Idées qui roulent n’amassent pas mousse


Dossier

Le mouvement des Lumières est censé nous avoir aidés à sortir des préjugés et de l’intolérance, et à nous faire progresser vers le bonheur, la liberté et le savoir. Aujourd’hui, sur les réseaux sociaux, tout le monde va de son opinion, qu’elle soit éclairée ou obscurantiste. Comment raison garder à l’ère numérique ?


Il n’y a pas de réseaux sociaux. Des entreprises multinationales basées aux États-Unis ont créé et mis en ligne de gigantesques et tentaculaires pompes à profit dont le but est de phagocyter des informations précieuses sur notre personnalité, nos comportements, nos opinions, nos préférences. Ces informations, nous n’avons pas sciemment consenti à les leur transmettre : elles nous les soustraient subrepticement, par d’obscurs procédés techniques, et sans nous rémunérer pour ce don, d’une valeur marchande pourtant inestimable. Une fois ces informations collectées, elles les revendent à prix d’or – les data sont l’or du XXIe siècle – à d’autres entreprises qui en font un usage tout aussi obscur et tout aussi rémunérateur. Et pour que nous consentions à ce hold-up, ces multinationales nous ont présenté leurs machines à sous comme des lieux d’échanges d’opinions et d’informations, intéressants et variés, où « il se passe toujours quelque chose » et dont il est presque inimaginable de ne pas être un usager fervent et fanatique. Et pour en donner une image socialement acceptable, elles les ont baptisées « réseaux sociaux ».
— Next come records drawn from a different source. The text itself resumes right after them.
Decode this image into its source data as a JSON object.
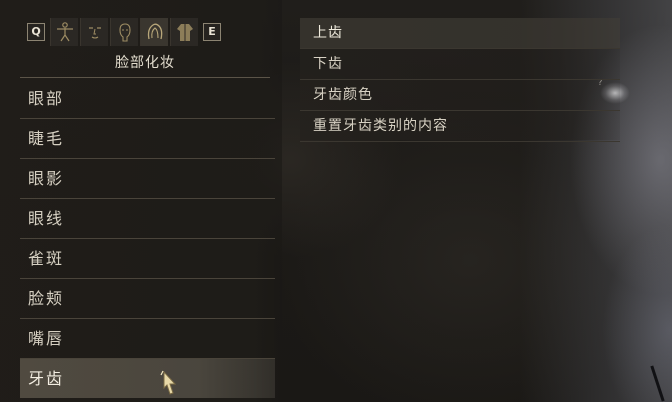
{
  "tabs": {
    "left_key": "Q",
    "right_key": "E",
    "icons": [
      "body-icon",
      "face-icon",
      "head-icon",
      "hair-icon",
      "outfit-icon"
    ],
    "active_index": 3
  },
  "category_panel": {
    "title": "脸部化妆",
    "items": [
      {
        "label": "眼部"
      },
      {
        "label": "睫毛"
      },
      {
        "label": "眼影"
      },
      {
        "label": "眼线"
      },
      {
        "label": "雀斑"
      },
      {
        "label": "脸颊"
      },
      {
        "label": "嘴唇"
      },
      {
        "label": "牙齿"
      }
    ],
    "selected_index": 7
  },
  "option_panel": {
    "items": [
      {
        "label": "上齿"
      },
      {
        "label": "下齿"
      },
      {
        "label": "牙齿颜色"
      },
      {
        "label": "重置牙齿类别的内容"
      }
    ],
    "selected_index": 0
  },
  "colors": {
    "accent_gold": "#9d8c63",
    "text_primary": "#d6d0c2",
    "selection_bg": "#6e6858"
  }
}
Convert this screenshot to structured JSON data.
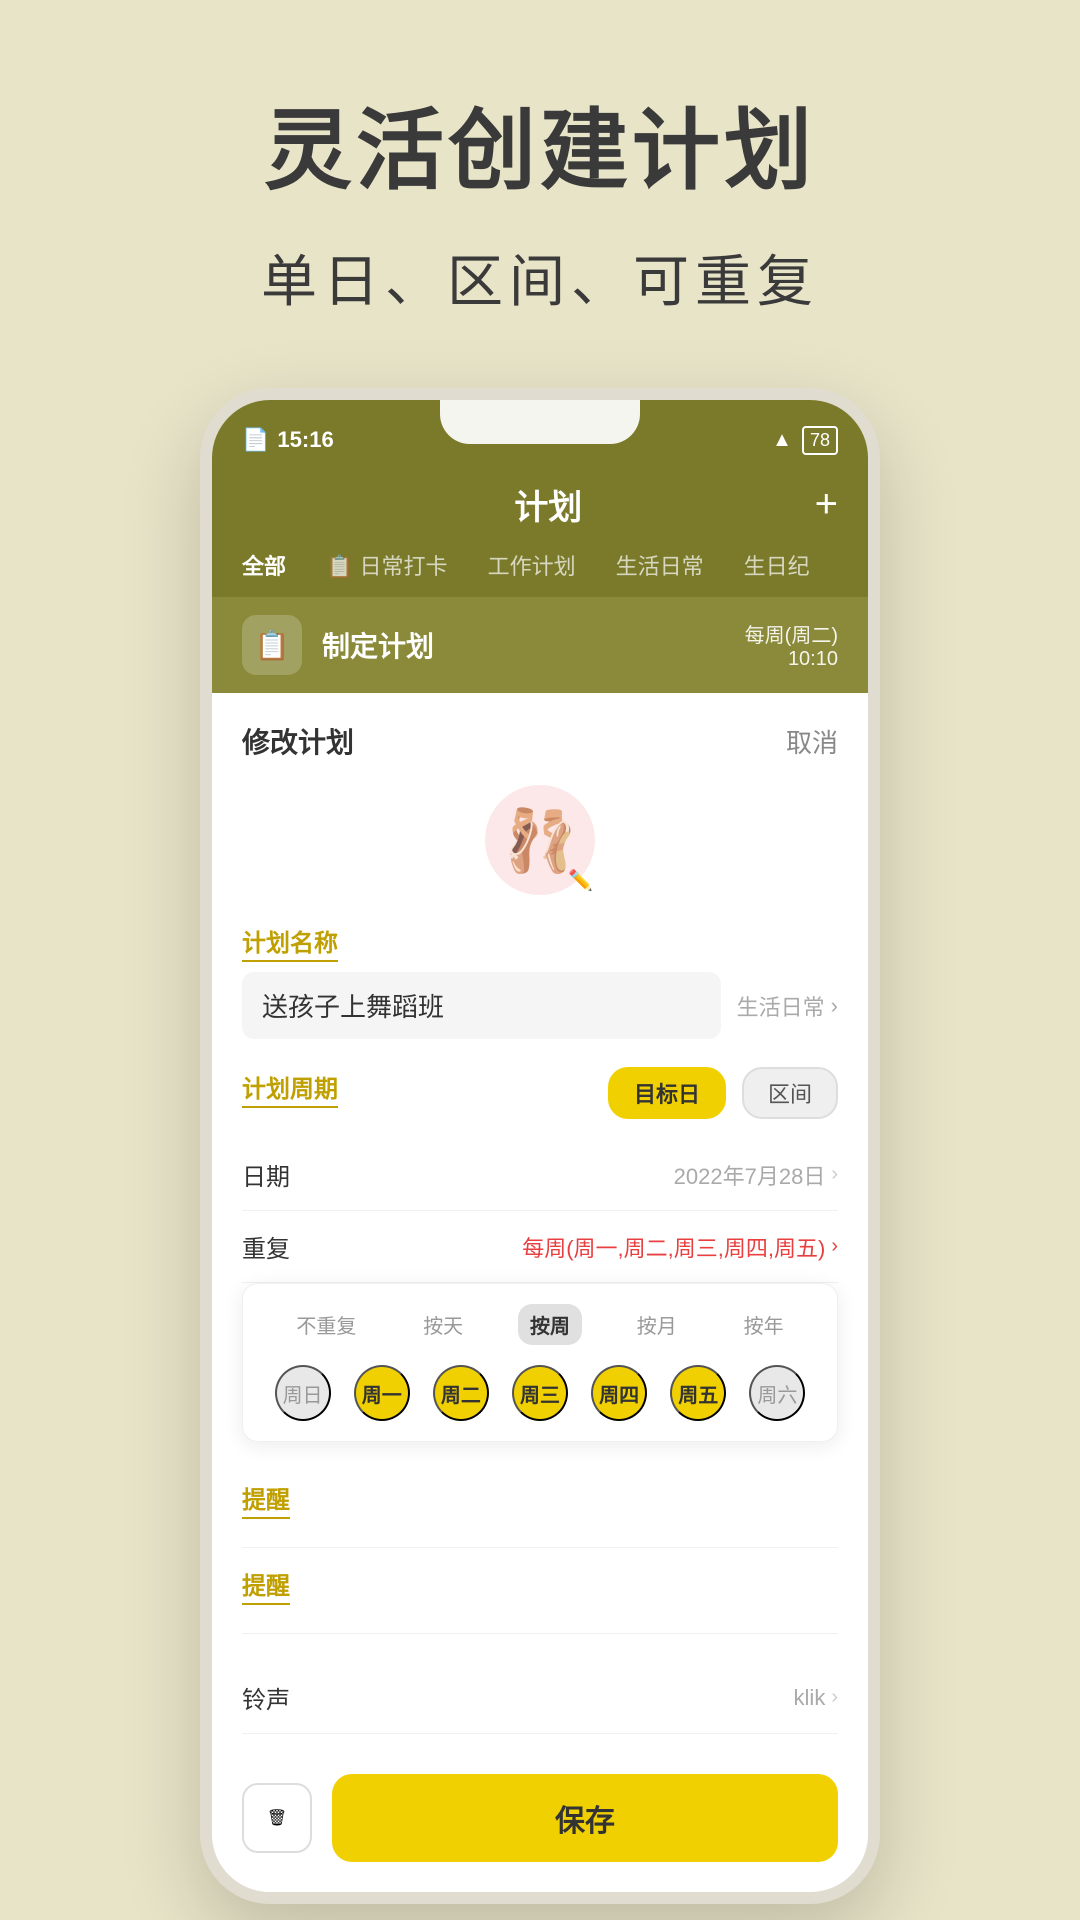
{
  "background_color": "#e8e4c8",
  "headline": {
    "title": "灵活创建计划",
    "subtitle": "单日、区间、可重复"
  },
  "phone": {
    "status_bar": {
      "time": "15:16",
      "battery": "78",
      "wifi": true
    },
    "app_header": {
      "title": "计划",
      "add_button": "+"
    },
    "tabs": [
      {
        "label": "全部",
        "active": true
      },
      {
        "label": "日常打卡",
        "active": false
      },
      {
        "label": "工作计划",
        "active": false
      },
      {
        "label": "生活日常",
        "active": false
      },
      {
        "label": "生日纪",
        "active": false
      }
    ],
    "plan_item": {
      "icon": "📋",
      "name": "制定计划",
      "schedule_line1": "每周(周二)",
      "schedule_line2": "10:10"
    },
    "edit_form": {
      "title": "修改计划",
      "cancel_label": "取消",
      "avatar_emoji": "🩰",
      "field_labels": {
        "plan_name": "计划名称",
        "plan_period": "计划周期",
        "reminder": "提醒",
        "reminder2": "提醒"
      },
      "plan_name_value": "送孩子上舞蹈班",
      "category": "生活日常",
      "period_buttons": [
        {
          "label": "目标日",
          "active": true
        },
        {
          "label": "区间",
          "active": false
        }
      ],
      "date_label": "日期",
      "date_value": "2022年7月28日",
      "repeat_label": "重复",
      "repeat_value": "每周(周一,周二,周三,周四,周五)",
      "repeat_picker": {
        "types": [
          {
            "label": "不重复",
            "active": false
          },
          {
            "label": "按天",
            "active": false
          },
          {
            "label": "按周",
            "active": true
          },
          {
            "label": "按月",
            "active": false
          },
          {
            "label": "按年",
            "active": false
          }
        ],
        "weekdays": [
          {
            "label": "周日",
            "selected": false
          },
          {
            "label": "周一",
            "selected": true
          },
          {
            "label": "周二",
            "selected": true
          },
          {
            "label": "周三",
            "selected": true
          },
          {
            "label": "周四",
            "selected": true
          },
          {
            "label": "周五",
            "selected": true
          },
          {
            "label": "周六",
            "selected": false
          }
        ]
      },
      "ringtone_label": "铃声",
      "ringtone_value": "klik",
      "save_label": "保存",
      "delete_icon": "🗑"
    }
  }
}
Mais pour que ça marche et que ça rapporte – les GAFAM1 collectent à elles seules 72 % des recettes publicitaires mondiales (Chine exclue) sur le Web –, il faut que l’internaute reste le plus longtemps possible en ligne. Le modèle économique des réseaux numériques, basé pour 98 % sur les recettes publicitaires, leur impose en effet de maintenir au maximum l’utilisateur connecté sur la plateforme, afin qu’il soit exposé à toujours plus de messages publicitaires. Autrement dit, il faut que vous restiez en ligne afin que la machine à sous numérique puisse vous diffuser le plus grand nombre possible « d’offres personnalisées » payées bien cher par des annonceurs. Et afin que vos données récoltées (par vos clics, vos likes, vos partages) soient le plus nombreuses possible. C’est comme à Las Vegas : plus vous continuez à jouer en espérant gagner à la prochaine partie, et plus le casino empoche.

Rester branché

Comment faire pour vous pousser à rester branché ? C’est le secret des algorithmes de la machine. L’univers des réseaux numériques peut être comparé à une « bulle filtrante »2 : il maximise le plaisir de l’usager en lui donnant accès à ce qui lui plaît et en le protégeant de ce qui lui déplaît ou l’indiffère. Grâce aux algorithmes alimentés par les données que vous avez postées, les profils, les clics, les likes et les cookies, vous êtes abreuvé de contenus correspondant à vos goûts, tels qu’ils sont déduits de la collecte de vos data3. De ce fait, vous dupliquez d’autant plus volontiers ces contenus vers vos « amis » ou followers, ce qui renforce chacun dans sa conviction d’avoir raison et le prive d’une vision plus multilatérale. Ce phénomène a été appelé « boucle de renforcement » : les algorithmes de mon réseau m’envoient des multitudes d’avis allant dans le même sens que le mien ; je me persuade ainsi que tout le monde pense la même chose que moi.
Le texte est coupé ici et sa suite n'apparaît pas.